Indiscutivelmente, a origem gaulesa de Antonino levou a um louvor significativo do & quotlocal menino & quot, mas além desta origem provinciana, & # x27s não é realmente justo considerá-lo um imperador gaulês: nascido e criado na Itália, e escolhido devido aos seus laços com a complexa rede familiar de Nerva-Antoninos, ele acabou compartilhando pouco com a terra de seu avô.

A situação começou a se deteriorar um pouco no final do século II, com novos ataques alemães, mas eles foram administrados diretamente pelos Severianos. Curiosamente, o imperador mais & quotGálico & quot do período pode ter sido Caracalla (nascido em Lugdunum, a mesma cidade que seu pai saqueou por estar em seu caminho contra um usurpador), que pode ter ostentado a barba gaulesa (transmitida a alguns outros imperadores) e roupas ( daí seu nome). A situação estava obviamente mais tensa, mas no geral nada realmente mudou politicamente e mesmo o início da crise do século III e a anarquia militar que se seguiu, a princípio, não aumentaram as ambições.

Mas ficou óbvio que a fronteira do Danúbio e criticamente a fronteira com os sassânidas eram ameaças mais imediatas à ordem imperial, e o foco e os recursos imperiais rapidamente se tornaram prioridade enquanto os ataques bárbaros percorriam o limo como se fosse manteiga quente, atacando as províncias e levando saques significativos de volta para casa (a ponto de um de seus barcos afundar sob o peso disso). Para os gauleses que nunca tiveram que enfrentar um desastre em tão grande escala desde séculos, foi um evento traumático que foi acompanhado por pragas, desordem civil e uma sensação geral de pavor. Aos olhos deles, o império teve um trabalho, e não estava cumprindo-o e, em vez disso, tirou seus impostos e recursos de onde deveriam ser usados, e não foi sequer capaz de ser vitorioso.

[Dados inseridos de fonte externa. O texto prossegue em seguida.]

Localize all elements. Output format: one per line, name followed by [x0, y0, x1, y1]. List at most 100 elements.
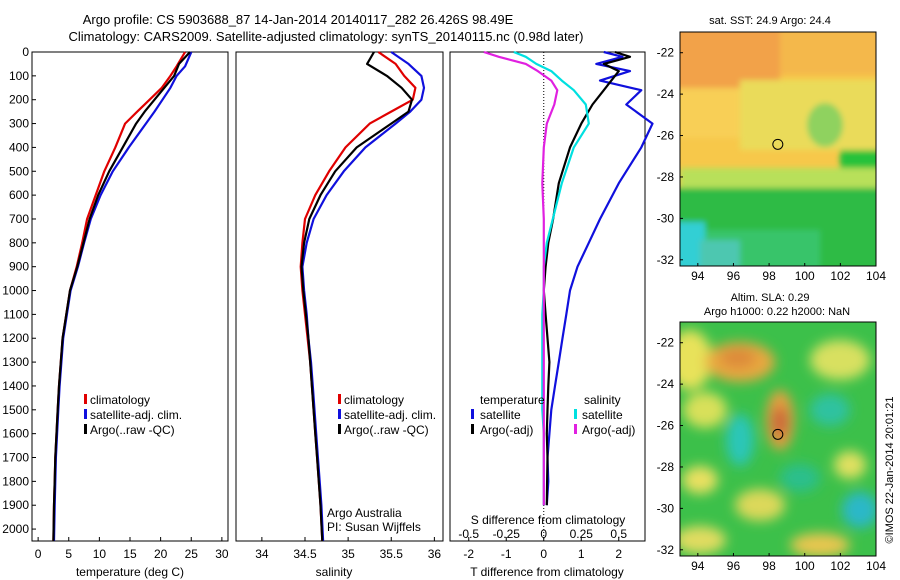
- salinity-axes-frame: [235, 51, 444, 542]
- title-line-2: Climatology: CARS2009. Satellite-adjuste…: [69, 29, 584, 44]
- lon-tick-label: 100: [795, 269, 815, 283]
- depth-tick-label: 0: [22, 45, 29, 59]
- legend-swatch-climatology: [84, 394, 87, 404]
- x-tick-label: 0: [35, 547, 42, 561]
- depth-tick-label: 700: [9, 212, 29, 226]
- lon-tick-label: 104: [866, 269, 886, 283]
- x-tick-label: 15: [123, 547, 137, 561]
- sla-map-title: Altim. SLA: 0.29: [731, 292, 810, 304]
- legend-swatch-argo: [338, 424, 341, 434]
- salinity-xlabel: salinity: [316, 565, 353, 579]
- lat-tick-label: -28: [657, 460, 675, 474]
- x-tick-label: 35: [341, 547, 355, 561]
- legend-label-s-satellite: satellite: [582, 408, 623, 422]
- x-tick-label: 34.5: [293, 547, 317, 561]
- depth-tick-label: 100: [9, 69, 29, 83]
- lon-tick-label: 102: [830, 559, 850, 573]
- lon-tick-label: 102: [830, 269, 850, 283]
- series-line-s-argo-adj-: [483, 50, 559, 506]
- lat-tick-label: -24: [657, 87, 675, 101]
- depth-axis: 0 100 200 300 400 500 600 700 800 900 1000 1100 1200…: [2, 45, 454, 536]
- difference-x-axis: -2 -1 0 1 2: [463, 537, 622, 561]
- temperature-lines: [52, 51, 193, 542]
- difference-legend: temperature salinity satellite Argo(-adj…: [471, 393, 635, 437]
- lon-tick-label: 98: [762, 559, 776, 573]
- depth-tick-label: 1300: [2, 355, 29, 369]
- lon-tick-label: 104: [866, 559, 886, 573]
- sst-map-frame: [679, 31, 877, 267]
- x-tick-label: 10: [93, 547, 107, 561]
- salinity-legend: climatology satellite-adj. clim. Argo(..…: [338, 393, 436, 437]
- sla-map-subtitle: Argo h1000: 0.22 h2000: NaN: [704, 306, 850, 318]
- depth-tick-label: 600: [9, 188, 29, 202]
- lat-tick-label: -28: [657, 170, 675, 184]
- annotation-argo-australia: Argo Australia: [327, 506, 402, 520]
- argo-float-marker: [772, 428, 784, 440]
- depth-tick-label: 200: [9, 93, 29, 107]
- depth-tick-label: 2000: [2, 522, 29, 536]
- series-line-t-satellite: [545, 50, 654, 506]
- lat-tick-label: -32: [657, 543, 675, 557]
- salinity-difference-ticks: -0.5 -0.25 0 0.25 0.5: [458, 527, 627, 541]
- legend-label-satellite: satellite-adj. clim.: [90, 408, 182, 422]
- sst-map-title: sat. SST: 24.9 Argo: 24.4: [709, 15, 831, 27]
- s-tick-label: -0.5: [458, 527, 479, 541]
- depth-tick-label: 1700: [2, 451, 29, 465]
- x-tick-label: 36: [428, 547, 442, 561]
- argo-float-marker: [772, 138, 784, 150]
- x-tick-label: 35.5: [380, 547, 404, 561]
- s-tick-label: 0.5: [610, 527, 627, 541]
- legend-label-climatology: climatology: [90, 393, 150, 407]
- sla-map-panel: Altim. SLA: 0.29 Argo h1000: 0.22 h2000:…: [657, 292, 887, 573]
- depth-tick-label: 1600: [2, 427, 29, 441]
- series-line-argo-raw-qc-: [52, 51, 191, 542]
- legend-swatch-satellite: [338, 409, 341, 419]
- s-tick-label: 0.25: [570, 527, 594, 541]
- legend-label-satellite: satellite-adj. clim.: [344, 408, 436, 422]
- depth-tick-label: 1000: [2, 284, 29, 298]
- lon-tick-label: 94: [691, 269, 705, 283]
- lon-tick-label: 96: [727, 269, 741, 283]
- difference-toplabel: S difference from climatology: [471, 513, 626, 527]
- x-tick-label: 1: [578, 547, 585, 561]
- legend-label-t-argo: Argo(-adj): [480, 423, 533, 437]
- legend-label-argo: Argo(..raw -QC): [344, 423, 429, 437]
- sst-map-panel: sat. SST: 24.9 Argo: 24.4 94 96 98 100 102 10…: [657, 15, 887, 283]
- imos-footer: ©IMOS 22-Jan-2014 20:01:21: [884, 397, 896, 544]
- series-line-t-argo-adj-: [542, 50, 632, 506]
- legend-label-t-satellite: satellite: [480, 408, 521, 422]
- difference-panel: -2 -1 0 1 2 S difference from climatology -0…: [449, 50, 654, 579]
- sst-map-axes: 94 96 98 100 102 104 -22 -24 -26 -28 -30 -32: [657, 46, 887, 283]
- difference-xlabel: T difference from climatology: [470, 565, 624, 579]
- depth-tick-label: 1100: [3, 307, 29, 321]
- temperature-x-axis: 0 5 10 15 20 25 30: [35, 537, 229, 561]
- x-tick-label: 25: [185, 547, 199, 561]
- legend-swatch-s-satellite: [574, 409, 577, 419]
- lat-tick-label: -22: [657, 336, 675, 350]
- salinity-panel: 34 34.5 35 35.5 36 salinity climatology sate…: [235, 51, 444, 579]
- difference-lines: [483, 50, 654, 506]
- lon-tick-label: 98: [762, 269, 776, 283]
- x-tick-label: -2: [463, 547, 474, 561]
- legend-label-argo: Argo(..raw -QC): [90, 423, 175, 437]
- lon-tick-label: 100: [795, 559, 815, 573]
- temperature-legend: climatology satellite-adj. clim. Argo(..…: [84, 393, 182, 437]
- depth-tick-label: 500: [9, 164, 29, 178]
- sla-map-axes: 94 96 98 100 102 104 -22 -24 -26 -28 -30 -32: [657, 336, 887, 573]
- legend-swatch-t-satellite: [471, 409, 474, 419]
- depth-tick-label: 1800: [2, 474, 29, 488]
- legend-swatch-satellite: [84, 409, 87, 419]
- lat-tick-label: -22: [657, 46, 675, 60]
- legend-swatch-argo: [84, 424, 87, 434]
- x-tick-label: 2: [615, 547, 622, 561]
- temperature-axes-frame: [31, 51, 229, 542]
- lat-tick-label: -24: [657, 377, 675, 391]
- lat-tick-label: -30: [657, 501, 675, 515]
- title-line-1: Argo profile: CS 5903688_87 14-Jan-2014 …: [83, 12, 514, 27]
- salinity-x-axis: 34 34.5 35 35.5 36: [255, 537, 441, 561]
- x-tick-label: -1: [501, 547, 512, 561]
- legend-label-climatology: climatology: [344, 393, 404, 407]
- depth-tick-label: 1500: [2, 403, 29, 417]
- x-tick-label: 34: [255, 547, 269, 561]
- depth-tick-label: 400: [9, 140, 29, 154]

Valeriano tentou usar uma forma de colegialidade, tornando seu filho Galiano co-imperador na Gália, secundado por um habilidoso general nativo chamado Postumus. Valeriano tendo sofrido uma das derrotas mais humilhantes da história romana, Galieno tentou nomear seu próprio filho como ele era na Gália. Dando quanta desconfiança se foi neste ponto, e dando quanto prestígio pessoal importava em assuntos militares e políticos em uma Gália romana que celebrava o gênio imperial e a honra, terminou como em muitas ocasiões durante a anarquia militar: tropas do Reno e # x27s revoltou-se, matou representantes imperiais e proclamou Imperador Postumus em 260. E assim nasceu o chamado "Império Gálico", com o apoio de governadores locais, exércitos e edis.


Assista o vídeo: O ultimo imperador (Janeiro 2022).